Alleged drunk driver, Joseph Hebron Maponya, made his first appearance in the Middelburg Magistrates Court today, more than 18 months after he allegedly caused the car crash that killed five-year-old Amé Jansen van Rensburg. Maponya faces charges of culpable homicide, reckless and negligent driving as well as driving under the influence of alcohol.
Amé’s mother, Nadia Jansen van Rensburg, approached AfriForum’s Private Prosecution Unit in October 2021 – a month after the car crash on 26 September that claimed the life of her daughter and left her with a broken arm.
On that fateful day, Jansen van Rensburg, her husband Phillip, her son Flippie and Amé were driving along the R555 en route to Middelburg. Both children were strapped into their car seats. It is alleged that Maponya, in a red vehicle, crossed over the barrier line and into oncoming traffic.
To avoid a head-on collision, Phillip swerved out of the way, but their bakkie rolled. Tragically, Amé sustained a fatal wound to her head.
It is alleged that Maponya fled the scene of the accident, but was followed, apprehended and brought back to the scene by an eyewitness where he was handed over to the police. It is alleged that Maponya was visibly intoxicated.
When the unit intervened, the matter was delayed because of outstanding blood alcohol results, even though eyewitnesses reported having seen Maponya in a visibly intoxicated state.
In August 2022, Adv. Gerrie Nel, head of the Private Prosecuting Unit, wrote the following in a letter to the National Prosecuting Authority (NPA):
“Mr Maponya was allegedly drunk and there can be no justification for not proceeding with the prosecution on Drunken Driving by relying on the evidence of the witnesses on the scene. It is nonsensical that the matter will not be enrolled because of outstanding blood results that might take years to be obtained if circumstantial evidence is available to be presented by the NPA. By merely consulting with the witnesses, this can be established and confirmed.”

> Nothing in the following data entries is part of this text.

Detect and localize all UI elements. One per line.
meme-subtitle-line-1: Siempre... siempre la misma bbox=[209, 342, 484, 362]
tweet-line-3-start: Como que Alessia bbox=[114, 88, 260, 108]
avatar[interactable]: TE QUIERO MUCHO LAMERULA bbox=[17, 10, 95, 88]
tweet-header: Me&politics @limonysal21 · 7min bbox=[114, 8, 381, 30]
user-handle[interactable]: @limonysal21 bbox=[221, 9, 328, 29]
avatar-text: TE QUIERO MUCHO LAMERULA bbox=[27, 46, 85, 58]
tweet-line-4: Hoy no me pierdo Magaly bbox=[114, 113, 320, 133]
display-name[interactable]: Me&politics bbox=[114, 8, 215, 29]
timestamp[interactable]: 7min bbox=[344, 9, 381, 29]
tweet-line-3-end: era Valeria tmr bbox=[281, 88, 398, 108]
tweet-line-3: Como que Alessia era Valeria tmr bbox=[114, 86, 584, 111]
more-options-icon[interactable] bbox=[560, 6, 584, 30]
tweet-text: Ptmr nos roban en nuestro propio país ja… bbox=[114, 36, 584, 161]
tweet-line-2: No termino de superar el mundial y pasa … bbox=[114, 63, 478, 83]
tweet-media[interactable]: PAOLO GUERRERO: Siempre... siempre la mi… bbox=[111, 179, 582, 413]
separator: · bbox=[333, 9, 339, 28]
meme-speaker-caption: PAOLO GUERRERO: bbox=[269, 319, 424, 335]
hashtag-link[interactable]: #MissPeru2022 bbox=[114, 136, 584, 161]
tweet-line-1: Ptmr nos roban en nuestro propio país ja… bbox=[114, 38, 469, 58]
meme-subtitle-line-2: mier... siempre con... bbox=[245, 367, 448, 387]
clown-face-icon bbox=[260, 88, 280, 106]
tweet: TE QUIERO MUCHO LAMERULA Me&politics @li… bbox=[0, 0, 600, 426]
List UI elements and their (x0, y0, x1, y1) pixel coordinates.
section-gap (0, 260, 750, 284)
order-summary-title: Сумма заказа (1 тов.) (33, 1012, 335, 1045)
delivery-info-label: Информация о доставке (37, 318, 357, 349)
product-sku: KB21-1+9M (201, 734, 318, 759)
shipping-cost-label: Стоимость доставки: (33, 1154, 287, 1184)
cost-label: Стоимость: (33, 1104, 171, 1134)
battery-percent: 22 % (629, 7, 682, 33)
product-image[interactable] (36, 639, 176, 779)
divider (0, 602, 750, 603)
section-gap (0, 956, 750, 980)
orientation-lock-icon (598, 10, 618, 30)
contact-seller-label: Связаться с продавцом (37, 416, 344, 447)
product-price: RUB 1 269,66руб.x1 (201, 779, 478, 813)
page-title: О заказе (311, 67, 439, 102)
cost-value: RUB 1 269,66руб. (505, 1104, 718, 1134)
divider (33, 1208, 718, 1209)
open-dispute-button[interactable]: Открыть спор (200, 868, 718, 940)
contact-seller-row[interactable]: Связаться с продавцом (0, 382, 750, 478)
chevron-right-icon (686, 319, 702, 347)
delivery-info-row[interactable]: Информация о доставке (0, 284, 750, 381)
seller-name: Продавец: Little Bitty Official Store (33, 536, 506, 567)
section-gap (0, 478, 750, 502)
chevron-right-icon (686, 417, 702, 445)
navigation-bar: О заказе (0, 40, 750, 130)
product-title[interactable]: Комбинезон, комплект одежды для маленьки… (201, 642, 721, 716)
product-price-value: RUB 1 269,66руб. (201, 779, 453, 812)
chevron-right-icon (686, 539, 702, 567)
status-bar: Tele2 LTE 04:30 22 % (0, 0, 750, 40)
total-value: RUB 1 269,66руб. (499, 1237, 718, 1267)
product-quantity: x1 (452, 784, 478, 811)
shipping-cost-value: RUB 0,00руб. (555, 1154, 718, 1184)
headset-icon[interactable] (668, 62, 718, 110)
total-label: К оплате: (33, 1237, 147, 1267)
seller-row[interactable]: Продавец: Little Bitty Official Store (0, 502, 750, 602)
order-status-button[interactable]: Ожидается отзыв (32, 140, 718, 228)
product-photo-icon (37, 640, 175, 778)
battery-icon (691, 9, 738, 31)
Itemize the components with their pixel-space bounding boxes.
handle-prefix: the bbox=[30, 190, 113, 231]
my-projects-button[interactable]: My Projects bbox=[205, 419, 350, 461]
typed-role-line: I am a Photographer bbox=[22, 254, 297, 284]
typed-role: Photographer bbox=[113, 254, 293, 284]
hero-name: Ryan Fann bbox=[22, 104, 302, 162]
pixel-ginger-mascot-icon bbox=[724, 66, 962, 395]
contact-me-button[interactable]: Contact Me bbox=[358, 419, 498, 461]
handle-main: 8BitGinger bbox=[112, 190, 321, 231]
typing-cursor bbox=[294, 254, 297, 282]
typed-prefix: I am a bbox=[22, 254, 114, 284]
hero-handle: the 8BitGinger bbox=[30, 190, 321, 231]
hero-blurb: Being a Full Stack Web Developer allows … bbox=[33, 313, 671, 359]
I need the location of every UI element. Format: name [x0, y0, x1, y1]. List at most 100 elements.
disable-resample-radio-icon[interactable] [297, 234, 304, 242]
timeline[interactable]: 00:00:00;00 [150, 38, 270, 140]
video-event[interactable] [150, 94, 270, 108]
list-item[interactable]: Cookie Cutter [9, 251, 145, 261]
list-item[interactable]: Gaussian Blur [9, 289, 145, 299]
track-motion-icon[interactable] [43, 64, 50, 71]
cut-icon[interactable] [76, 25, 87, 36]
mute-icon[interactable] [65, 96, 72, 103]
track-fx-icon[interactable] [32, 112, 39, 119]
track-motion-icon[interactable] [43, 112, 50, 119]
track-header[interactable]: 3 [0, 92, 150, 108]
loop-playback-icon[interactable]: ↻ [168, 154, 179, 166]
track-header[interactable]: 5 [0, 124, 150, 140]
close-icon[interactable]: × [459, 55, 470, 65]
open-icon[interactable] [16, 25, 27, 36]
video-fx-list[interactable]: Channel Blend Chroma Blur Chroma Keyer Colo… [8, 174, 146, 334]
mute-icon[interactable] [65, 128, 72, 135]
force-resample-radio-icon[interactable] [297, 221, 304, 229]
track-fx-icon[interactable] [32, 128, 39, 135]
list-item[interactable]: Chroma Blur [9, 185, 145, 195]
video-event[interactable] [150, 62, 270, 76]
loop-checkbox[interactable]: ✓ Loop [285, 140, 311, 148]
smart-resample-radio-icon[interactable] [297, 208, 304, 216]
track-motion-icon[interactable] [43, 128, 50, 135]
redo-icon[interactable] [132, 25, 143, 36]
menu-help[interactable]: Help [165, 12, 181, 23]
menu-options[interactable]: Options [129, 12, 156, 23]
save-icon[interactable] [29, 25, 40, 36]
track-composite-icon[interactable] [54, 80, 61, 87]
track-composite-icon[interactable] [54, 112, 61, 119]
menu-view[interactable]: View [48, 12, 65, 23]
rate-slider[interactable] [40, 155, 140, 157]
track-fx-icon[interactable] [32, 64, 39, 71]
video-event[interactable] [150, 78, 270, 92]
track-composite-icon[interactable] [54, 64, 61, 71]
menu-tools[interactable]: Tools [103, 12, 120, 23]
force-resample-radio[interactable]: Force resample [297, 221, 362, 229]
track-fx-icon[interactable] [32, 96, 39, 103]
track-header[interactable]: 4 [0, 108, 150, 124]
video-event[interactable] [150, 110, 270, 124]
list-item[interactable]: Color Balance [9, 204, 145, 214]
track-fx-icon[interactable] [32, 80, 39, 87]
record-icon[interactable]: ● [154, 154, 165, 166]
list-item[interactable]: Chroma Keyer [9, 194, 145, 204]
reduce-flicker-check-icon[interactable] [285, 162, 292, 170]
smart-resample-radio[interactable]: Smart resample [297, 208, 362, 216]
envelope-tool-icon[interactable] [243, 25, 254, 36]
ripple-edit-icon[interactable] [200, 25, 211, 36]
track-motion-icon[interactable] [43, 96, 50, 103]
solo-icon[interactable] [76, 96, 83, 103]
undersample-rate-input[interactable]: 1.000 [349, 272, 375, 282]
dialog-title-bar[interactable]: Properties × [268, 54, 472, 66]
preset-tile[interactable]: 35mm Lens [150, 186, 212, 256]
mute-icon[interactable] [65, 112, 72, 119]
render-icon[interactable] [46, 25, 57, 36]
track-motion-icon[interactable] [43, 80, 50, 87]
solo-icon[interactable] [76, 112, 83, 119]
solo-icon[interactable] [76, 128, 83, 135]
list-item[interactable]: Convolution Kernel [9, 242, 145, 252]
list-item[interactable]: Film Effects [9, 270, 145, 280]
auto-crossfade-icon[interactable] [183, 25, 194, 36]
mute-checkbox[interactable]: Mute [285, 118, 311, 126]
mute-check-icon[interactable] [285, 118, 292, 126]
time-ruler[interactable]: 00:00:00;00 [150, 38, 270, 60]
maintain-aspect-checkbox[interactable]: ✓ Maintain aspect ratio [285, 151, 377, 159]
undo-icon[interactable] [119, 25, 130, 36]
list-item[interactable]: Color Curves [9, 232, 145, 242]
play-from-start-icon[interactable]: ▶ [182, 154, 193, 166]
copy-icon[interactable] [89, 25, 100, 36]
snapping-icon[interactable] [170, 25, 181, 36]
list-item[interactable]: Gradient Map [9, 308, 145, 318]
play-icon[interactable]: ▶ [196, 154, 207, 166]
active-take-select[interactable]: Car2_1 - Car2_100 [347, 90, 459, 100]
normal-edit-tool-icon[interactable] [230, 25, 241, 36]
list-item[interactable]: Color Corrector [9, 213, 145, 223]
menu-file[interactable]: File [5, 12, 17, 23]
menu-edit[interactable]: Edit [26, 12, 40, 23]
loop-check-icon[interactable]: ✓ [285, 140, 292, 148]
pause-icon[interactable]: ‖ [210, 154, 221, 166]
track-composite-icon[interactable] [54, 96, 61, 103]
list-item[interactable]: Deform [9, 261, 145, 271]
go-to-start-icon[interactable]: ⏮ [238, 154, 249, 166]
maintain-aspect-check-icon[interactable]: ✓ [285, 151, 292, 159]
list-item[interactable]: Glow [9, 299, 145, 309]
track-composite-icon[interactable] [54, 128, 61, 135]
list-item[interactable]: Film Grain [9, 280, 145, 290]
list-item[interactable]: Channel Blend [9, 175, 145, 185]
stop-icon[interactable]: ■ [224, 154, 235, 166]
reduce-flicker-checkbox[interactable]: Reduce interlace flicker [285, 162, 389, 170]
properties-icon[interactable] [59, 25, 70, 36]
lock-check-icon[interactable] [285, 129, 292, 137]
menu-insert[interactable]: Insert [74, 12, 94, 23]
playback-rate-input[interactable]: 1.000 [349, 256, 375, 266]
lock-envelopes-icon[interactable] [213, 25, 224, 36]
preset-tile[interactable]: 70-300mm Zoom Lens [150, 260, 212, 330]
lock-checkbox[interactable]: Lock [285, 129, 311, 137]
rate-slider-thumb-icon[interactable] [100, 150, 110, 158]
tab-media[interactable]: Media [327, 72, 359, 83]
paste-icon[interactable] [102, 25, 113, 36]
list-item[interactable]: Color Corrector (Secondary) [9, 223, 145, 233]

The unit continued applying pressure on the NPA until the matter was finally enrolled.
Nadia was overcome with emotion when she came face-to-face with Maponya.
“For a year and seven months, the name Joseph Maponya was just a name that only meant sadness and grief to us. But today I could put a face to that name. It hurts my heart bitterly that it had to take so long to get to this point. Now all the plasters on our hearts have been ripped off and the raw hurt is exposed once again.”
Nadia has thanked AfriForum’s Private Prosecution Unit for their support so far. “It’s not fair that we must go through this, but if it means that justice can be done and protect families from similar grief, then we will do it. With the strength we get from our Heavenly Father we will get through this,” said Nadia.
The case was postponed to 19 May, a day before little Amé would have turned seven.
“Instead of me standing in the kitchen on 19 May baking a cake for my daughter’s seventh birthday, which would have been on the twentieth, I’ll be sitting in court,” said Nadia.
Barry Bateman, spokesperson for the Private Prosecution Unit, said it should never have taken this long to enroll the matter.
“The legal maxim, justice delayed is justice denied is true for this case. There was ample evidence available to prosecutors to ensure the matter was prosecuted without delay. We are however thankful that the case can finally get underway and the Jansen van Rensburg family can take steps towards justice.”